Among the major worker groups, the unemployment rates for adult men (6.3 percent) and whites (5.9 percent) declined in December. The rates for adult  women (6.0 percent), teenagers (20.2 percent), blacks (11.9 percent), and  Hispanics (8.3 percent) showed little change. The jobless rate for Asians  was 4.1 percent (not seasonally adjusted), down by 2.5 percentage points  over the year. (See tables A-1, A-2, and A-3.)

 

Among the unemployed, the number of job losers and persons who completed temporary jobs decreased by 365,000 in December to 5.4 million. The number of long-term unemployed (those jobless for 27 weeks or more), at 3.9 million, showed little change; these individuals accounted for 37.7 percent of the unemployed. The number of long-term unemployed has declined by 894,000 over the year. (See tables A-11 and A-12.)

 

The civilian labor force participation rate declined by 0.2 percentage point to 62.8 percent in December, offsetting a change of the same magnitude in November. In December, the employment-population ratio was unchanged at 58.6 percent. The labor force participation rate declined by 0.8 percentage point over the year, while the employment-population ratio was unchanged. (See table A-1.)

 

The number of persons employed part time for economic reasons (sometimes referred to as involuntary part-time workers) was essentially unchanged at 7.8 million in December. These individuals were working part time because their hours had been cut back or because they were unable to find full-time work. (See table A-8.)

 

In December, 2.4 million persons were marginally attached to the labor force, little changed from a year earlier. (The data are not seasonally adjusted.) These individuals were not in the labor force, wanted and were available for work, and had looked for a job sometime in the prior 12 months. They were not counted as unemployed because they had not searched for work in the 4 weeks preceding the survey. (See table A-16.)

 

Among the marginally attached, there were 917,000 discouraged workers in December, down by 151,000 from a year earlier. Discouraged workers are persons not currently looking for work because they believe no jobs are available for them. The remaining 1.5 million persons marginally attached to the labor force in December had not searched for work for reasons such as school attendance or family responsibilities. (See table A-16.)

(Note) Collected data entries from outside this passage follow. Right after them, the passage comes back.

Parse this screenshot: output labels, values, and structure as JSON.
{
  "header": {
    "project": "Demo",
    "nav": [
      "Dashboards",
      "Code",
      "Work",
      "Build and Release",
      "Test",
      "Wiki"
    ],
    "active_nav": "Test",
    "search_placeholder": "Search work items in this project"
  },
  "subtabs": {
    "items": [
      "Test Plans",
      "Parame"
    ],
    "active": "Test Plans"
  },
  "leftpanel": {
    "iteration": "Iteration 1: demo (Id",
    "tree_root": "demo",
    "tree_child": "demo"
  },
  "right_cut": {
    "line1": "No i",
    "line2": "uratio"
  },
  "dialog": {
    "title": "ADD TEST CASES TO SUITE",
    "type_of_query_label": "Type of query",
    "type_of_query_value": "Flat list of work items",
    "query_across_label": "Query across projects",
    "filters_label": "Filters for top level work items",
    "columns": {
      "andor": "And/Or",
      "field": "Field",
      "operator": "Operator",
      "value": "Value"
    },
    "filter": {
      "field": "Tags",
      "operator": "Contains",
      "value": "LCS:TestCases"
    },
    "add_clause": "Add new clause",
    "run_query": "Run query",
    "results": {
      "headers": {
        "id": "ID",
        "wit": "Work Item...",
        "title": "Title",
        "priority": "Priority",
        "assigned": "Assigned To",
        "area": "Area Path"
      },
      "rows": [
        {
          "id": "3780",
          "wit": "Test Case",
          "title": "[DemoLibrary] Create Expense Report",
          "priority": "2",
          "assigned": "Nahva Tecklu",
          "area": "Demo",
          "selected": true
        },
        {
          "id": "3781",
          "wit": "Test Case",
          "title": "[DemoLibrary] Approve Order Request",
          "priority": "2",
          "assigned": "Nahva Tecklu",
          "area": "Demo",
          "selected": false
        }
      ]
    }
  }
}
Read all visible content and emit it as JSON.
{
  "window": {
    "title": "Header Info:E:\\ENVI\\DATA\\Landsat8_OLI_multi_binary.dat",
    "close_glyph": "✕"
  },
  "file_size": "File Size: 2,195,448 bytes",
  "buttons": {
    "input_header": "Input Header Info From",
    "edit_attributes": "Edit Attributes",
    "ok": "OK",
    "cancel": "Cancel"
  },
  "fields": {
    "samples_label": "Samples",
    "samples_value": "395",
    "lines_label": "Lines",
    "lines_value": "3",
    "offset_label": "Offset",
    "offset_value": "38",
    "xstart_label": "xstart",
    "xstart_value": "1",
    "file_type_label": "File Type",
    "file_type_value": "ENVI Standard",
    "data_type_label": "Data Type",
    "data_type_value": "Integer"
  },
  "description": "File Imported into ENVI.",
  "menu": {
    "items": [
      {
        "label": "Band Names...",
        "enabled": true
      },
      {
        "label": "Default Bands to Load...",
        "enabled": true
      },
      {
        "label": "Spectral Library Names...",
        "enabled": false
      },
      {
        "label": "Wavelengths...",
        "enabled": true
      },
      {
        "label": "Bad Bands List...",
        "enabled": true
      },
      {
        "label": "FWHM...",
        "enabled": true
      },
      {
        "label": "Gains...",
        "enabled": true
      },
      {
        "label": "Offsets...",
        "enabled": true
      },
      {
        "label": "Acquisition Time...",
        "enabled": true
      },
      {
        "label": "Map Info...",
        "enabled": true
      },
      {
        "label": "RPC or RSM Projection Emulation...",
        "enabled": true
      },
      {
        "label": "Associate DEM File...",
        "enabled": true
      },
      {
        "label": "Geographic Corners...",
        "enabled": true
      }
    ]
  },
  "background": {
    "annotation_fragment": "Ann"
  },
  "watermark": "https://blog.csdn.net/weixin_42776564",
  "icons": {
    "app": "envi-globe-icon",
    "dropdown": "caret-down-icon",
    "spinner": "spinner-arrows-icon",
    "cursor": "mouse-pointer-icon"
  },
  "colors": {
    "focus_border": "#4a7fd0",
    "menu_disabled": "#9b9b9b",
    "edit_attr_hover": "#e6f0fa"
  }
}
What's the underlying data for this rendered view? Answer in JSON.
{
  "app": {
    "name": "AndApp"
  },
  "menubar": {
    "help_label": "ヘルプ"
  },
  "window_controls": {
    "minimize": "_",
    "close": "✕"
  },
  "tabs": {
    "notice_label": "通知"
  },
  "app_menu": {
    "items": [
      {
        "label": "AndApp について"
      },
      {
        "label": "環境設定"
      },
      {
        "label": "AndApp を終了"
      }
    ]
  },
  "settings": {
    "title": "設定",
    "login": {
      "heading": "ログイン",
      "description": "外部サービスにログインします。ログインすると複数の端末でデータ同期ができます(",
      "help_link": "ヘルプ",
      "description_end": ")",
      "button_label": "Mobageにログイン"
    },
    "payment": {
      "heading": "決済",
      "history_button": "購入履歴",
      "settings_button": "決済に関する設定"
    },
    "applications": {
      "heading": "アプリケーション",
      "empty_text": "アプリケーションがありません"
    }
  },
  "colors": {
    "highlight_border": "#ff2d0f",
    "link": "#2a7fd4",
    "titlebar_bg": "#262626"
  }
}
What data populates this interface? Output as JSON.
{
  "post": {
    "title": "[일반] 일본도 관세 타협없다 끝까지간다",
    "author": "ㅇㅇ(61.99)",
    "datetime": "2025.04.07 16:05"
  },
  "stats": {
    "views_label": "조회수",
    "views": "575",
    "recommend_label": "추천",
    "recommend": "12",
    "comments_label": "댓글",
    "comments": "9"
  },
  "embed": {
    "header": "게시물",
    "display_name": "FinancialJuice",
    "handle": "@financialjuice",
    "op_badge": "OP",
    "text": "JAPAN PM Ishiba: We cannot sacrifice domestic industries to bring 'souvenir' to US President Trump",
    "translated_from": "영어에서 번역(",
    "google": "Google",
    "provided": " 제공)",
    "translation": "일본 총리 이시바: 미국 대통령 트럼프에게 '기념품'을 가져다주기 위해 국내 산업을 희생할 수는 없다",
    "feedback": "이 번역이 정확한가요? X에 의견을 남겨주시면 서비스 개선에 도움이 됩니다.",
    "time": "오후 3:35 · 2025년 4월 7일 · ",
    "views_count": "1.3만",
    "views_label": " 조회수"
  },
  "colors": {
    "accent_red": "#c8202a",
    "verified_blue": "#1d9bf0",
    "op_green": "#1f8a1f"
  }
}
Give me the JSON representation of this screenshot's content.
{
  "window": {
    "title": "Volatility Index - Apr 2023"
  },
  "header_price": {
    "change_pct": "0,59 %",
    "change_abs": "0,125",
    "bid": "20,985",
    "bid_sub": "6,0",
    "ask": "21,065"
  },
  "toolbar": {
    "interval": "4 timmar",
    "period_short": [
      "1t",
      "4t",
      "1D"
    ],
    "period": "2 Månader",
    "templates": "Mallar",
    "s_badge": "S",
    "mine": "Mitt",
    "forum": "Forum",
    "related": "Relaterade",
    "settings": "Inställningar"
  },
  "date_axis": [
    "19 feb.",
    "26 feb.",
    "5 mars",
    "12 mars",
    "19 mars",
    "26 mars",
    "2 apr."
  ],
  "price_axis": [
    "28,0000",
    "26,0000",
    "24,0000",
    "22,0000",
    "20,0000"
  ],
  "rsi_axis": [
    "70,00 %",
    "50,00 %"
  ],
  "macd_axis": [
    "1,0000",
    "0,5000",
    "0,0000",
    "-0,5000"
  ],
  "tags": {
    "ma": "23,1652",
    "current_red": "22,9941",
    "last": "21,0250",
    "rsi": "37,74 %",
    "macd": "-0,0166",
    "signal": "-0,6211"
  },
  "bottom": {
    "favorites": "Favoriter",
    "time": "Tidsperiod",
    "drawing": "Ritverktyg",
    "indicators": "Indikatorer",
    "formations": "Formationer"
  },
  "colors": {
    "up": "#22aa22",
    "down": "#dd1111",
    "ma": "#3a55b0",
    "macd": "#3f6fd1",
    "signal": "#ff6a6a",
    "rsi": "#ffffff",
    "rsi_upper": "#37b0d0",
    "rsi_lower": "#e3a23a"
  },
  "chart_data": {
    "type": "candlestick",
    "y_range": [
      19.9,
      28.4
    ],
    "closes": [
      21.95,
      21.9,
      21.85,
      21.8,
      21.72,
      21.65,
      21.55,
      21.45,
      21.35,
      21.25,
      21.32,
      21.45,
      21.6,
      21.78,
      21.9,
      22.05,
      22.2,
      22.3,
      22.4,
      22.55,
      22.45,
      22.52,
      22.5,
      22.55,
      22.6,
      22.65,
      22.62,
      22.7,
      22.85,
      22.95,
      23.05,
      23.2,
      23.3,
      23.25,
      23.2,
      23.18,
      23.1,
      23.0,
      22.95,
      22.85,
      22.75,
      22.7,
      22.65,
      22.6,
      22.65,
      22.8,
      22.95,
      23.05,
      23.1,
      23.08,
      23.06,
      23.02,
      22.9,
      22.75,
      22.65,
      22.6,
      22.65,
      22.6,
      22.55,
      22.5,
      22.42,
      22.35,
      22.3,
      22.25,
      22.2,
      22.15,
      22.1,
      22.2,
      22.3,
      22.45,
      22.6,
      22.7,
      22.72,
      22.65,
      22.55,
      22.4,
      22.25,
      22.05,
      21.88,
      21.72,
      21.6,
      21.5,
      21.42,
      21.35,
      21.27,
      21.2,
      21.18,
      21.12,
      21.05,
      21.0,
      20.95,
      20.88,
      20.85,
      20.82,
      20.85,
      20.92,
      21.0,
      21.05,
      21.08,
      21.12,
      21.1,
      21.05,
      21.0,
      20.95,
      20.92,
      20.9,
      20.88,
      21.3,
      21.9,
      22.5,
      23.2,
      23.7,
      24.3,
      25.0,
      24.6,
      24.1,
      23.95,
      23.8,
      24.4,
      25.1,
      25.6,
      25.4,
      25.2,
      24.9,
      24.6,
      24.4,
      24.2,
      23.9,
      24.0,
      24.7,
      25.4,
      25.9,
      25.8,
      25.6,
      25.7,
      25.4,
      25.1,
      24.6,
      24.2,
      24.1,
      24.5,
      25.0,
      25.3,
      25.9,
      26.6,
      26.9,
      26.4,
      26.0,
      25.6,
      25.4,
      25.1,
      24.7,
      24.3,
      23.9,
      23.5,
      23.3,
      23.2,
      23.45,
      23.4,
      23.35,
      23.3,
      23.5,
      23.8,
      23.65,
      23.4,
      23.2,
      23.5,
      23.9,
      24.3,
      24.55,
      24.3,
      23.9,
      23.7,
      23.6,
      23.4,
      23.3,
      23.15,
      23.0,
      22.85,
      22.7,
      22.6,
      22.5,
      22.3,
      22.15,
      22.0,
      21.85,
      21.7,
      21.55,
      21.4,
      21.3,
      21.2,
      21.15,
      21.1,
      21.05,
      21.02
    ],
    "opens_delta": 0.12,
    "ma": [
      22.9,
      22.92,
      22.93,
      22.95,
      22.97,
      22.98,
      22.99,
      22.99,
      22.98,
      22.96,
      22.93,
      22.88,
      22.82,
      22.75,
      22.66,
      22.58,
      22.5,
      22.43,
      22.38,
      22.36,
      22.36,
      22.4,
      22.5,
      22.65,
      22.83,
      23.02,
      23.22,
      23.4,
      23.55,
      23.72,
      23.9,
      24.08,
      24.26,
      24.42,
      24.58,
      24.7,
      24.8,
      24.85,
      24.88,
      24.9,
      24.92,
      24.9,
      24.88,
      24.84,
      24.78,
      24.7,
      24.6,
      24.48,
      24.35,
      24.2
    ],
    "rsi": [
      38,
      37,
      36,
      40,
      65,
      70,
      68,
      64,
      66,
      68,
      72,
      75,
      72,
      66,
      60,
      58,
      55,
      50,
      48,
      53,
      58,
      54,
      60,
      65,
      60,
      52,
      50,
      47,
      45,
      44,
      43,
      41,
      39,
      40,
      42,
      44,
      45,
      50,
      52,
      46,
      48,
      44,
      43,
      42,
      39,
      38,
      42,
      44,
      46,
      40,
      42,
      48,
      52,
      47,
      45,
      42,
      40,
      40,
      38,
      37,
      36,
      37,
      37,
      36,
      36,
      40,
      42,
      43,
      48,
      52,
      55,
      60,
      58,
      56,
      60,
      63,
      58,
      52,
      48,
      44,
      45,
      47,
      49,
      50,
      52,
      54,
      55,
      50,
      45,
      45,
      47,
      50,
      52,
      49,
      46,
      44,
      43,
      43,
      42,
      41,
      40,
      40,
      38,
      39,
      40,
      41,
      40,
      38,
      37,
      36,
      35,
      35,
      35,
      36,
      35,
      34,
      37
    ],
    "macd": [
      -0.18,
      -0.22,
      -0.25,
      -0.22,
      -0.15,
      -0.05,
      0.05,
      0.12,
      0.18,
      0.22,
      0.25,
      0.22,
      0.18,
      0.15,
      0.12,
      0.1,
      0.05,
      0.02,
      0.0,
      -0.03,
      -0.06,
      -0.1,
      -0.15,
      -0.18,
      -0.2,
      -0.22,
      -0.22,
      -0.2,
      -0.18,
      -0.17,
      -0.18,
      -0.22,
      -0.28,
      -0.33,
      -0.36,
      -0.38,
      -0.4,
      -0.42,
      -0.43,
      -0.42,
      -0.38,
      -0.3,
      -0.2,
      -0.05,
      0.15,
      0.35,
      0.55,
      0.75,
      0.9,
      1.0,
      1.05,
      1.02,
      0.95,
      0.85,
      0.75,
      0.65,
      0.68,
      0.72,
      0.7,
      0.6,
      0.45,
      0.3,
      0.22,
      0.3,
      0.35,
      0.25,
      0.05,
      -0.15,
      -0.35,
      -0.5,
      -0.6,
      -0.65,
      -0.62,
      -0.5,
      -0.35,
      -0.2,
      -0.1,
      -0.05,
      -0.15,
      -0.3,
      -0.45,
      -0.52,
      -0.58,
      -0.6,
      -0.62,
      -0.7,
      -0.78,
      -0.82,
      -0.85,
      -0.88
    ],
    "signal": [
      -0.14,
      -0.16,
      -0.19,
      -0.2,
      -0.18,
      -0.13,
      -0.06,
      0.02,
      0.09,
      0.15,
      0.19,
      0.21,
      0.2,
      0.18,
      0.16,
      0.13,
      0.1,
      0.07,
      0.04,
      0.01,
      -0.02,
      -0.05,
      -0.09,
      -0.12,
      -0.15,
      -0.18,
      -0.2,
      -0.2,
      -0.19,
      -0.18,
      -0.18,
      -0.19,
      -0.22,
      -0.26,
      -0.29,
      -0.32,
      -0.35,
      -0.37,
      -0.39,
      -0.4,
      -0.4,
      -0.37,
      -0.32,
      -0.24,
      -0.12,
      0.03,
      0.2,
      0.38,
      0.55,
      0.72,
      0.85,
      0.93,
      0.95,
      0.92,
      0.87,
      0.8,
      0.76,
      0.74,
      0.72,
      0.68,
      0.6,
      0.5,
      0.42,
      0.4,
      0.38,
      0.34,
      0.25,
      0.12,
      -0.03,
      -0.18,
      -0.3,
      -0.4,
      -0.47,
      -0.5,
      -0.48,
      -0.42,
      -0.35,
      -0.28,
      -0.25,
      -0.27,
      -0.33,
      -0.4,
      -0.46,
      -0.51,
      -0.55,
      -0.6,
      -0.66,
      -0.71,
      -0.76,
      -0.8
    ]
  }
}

And the funniest part when one considers the surge in construction workers in the ADP report:

Construction employment edged down in December (-16,000).  However, in 2013, the industry added an average of 10,000 jobs per month. Employment in nonresidential specialty trade contractors declined by 13,000 in December, possibly reflecting unusually cold weather in parts of the country.

So construction workers both surged and plunged due to the weather.